Wenn ein Mann zum Verbandsplatz gebracht wird, ist die Information, wie lange er bereits Blut verliert, tatsächlich lebenswichtig. Und wenn in einem Camp mehr als 50 Mann weitab der Zivilisation leben und es dort keine Kanalisation gibt, ist der Latrinendienst tatsächlich eine bessere Strafmaßnahme als Soldkürzungen. Auch benötigen in diesem Film unterschiedliche Waffen tatsächlich unterschiedliche Munition. Und zum ersten Mal seit langem sehen wir hier einen Kriegsfilm, der Munition von Anfang an als endliche und damit extrem wertvolle Ressource behandelt und nicht bloß an einer einzigen spannenden Stelle. Wenn Romesha im ersten Feuergefecht wenige gezielte Einzelschüsse aus seinem Sturmgewehr abgibt, sehen wir einen erfahrenen Soldaten, der weiß was er tut und keinen „Lone Survivor“.

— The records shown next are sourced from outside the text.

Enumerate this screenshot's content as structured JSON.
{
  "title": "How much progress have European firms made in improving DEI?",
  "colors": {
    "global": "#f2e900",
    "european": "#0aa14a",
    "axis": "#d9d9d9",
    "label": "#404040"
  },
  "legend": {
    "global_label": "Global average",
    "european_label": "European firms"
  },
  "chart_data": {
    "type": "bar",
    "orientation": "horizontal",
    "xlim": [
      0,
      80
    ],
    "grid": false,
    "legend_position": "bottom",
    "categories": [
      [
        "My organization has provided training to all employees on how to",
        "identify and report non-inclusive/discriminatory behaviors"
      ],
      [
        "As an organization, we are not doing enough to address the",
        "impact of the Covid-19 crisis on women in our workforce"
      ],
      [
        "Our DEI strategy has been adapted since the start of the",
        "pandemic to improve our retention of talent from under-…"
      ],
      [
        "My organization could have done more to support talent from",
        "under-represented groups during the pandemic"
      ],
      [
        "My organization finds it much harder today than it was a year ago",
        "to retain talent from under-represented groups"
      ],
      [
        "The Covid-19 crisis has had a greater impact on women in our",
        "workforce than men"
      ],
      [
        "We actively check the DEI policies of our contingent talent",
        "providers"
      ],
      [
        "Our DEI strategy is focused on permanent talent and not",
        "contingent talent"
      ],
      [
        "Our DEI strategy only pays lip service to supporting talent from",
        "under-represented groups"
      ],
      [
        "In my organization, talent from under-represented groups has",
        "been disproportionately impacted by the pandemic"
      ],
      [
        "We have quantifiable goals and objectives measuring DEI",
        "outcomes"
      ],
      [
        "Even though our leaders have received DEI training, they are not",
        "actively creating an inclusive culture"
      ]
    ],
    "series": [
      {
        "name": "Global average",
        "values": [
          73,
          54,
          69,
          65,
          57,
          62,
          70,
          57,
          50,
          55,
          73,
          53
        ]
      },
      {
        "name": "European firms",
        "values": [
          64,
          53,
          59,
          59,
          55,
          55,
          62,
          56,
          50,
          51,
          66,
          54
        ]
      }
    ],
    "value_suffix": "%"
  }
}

Die erfahrene Gelassenheit von Staff Sergeant Romesha vermittelt aber vor allem sein Darsteller Scott Eastwood („Fast & Furious 8“). Bisher hat der Sohn von Altmeister Clint kaum beeindruckende Leistungen gezeigt. In der Rolle des Unteroffiziers erinnert er in einigen Szenen aber stark an den jungen Herrn Papa. Wenn er einen auf Vorschriften bedachten Offizier fragt, wo die Schüsse den hergekommen seien, erinnert das an entsprechende Szenen in „Dirty Harry“. Aber er zeigt uns einen viel realistischeren Helden als wir sie in alten Filmen seines Vaters zu sehen bekamen. Seine Figur ist kein cooler Einzelgänger, sondern ein echter Anführer. Und so ist es auch besser, wenn er im Film von den Kameraden immer als „Ro“ angesprochen wird. Romeshas Vornahme lautet nämlich tatsächlich „Clint“ und so viel Verwirrung hätte nur abgelenkt.
Der zweite mit der „Medal of Honor“ ausgezeichnete Held, der während des Feuergefechts um den Außenposten Großartiges geleistet hat, war Specialist Ty Carter. Und sein Darsteller Caleb Landry Jones („Three Billboards Outside Ebbing, Missouri“) leistet Großartiges in diesem Film. Er spielt den unangepassten Ex-Marine, der zur Army gewechselt ist, nicht als Nervensäge, sondern als etwas schwierigen Menschen, der Mühe hat seine innere Kraft und seine Emotionen im Gleichklang zu halten. Wenn er während des Gefechts zum Helden wird, tut er das auf eine ganz andere Art als Eastwoods Romesha und mit einer ganz anderen Motivation und kann uns so auf ganz andere Art überzeugen.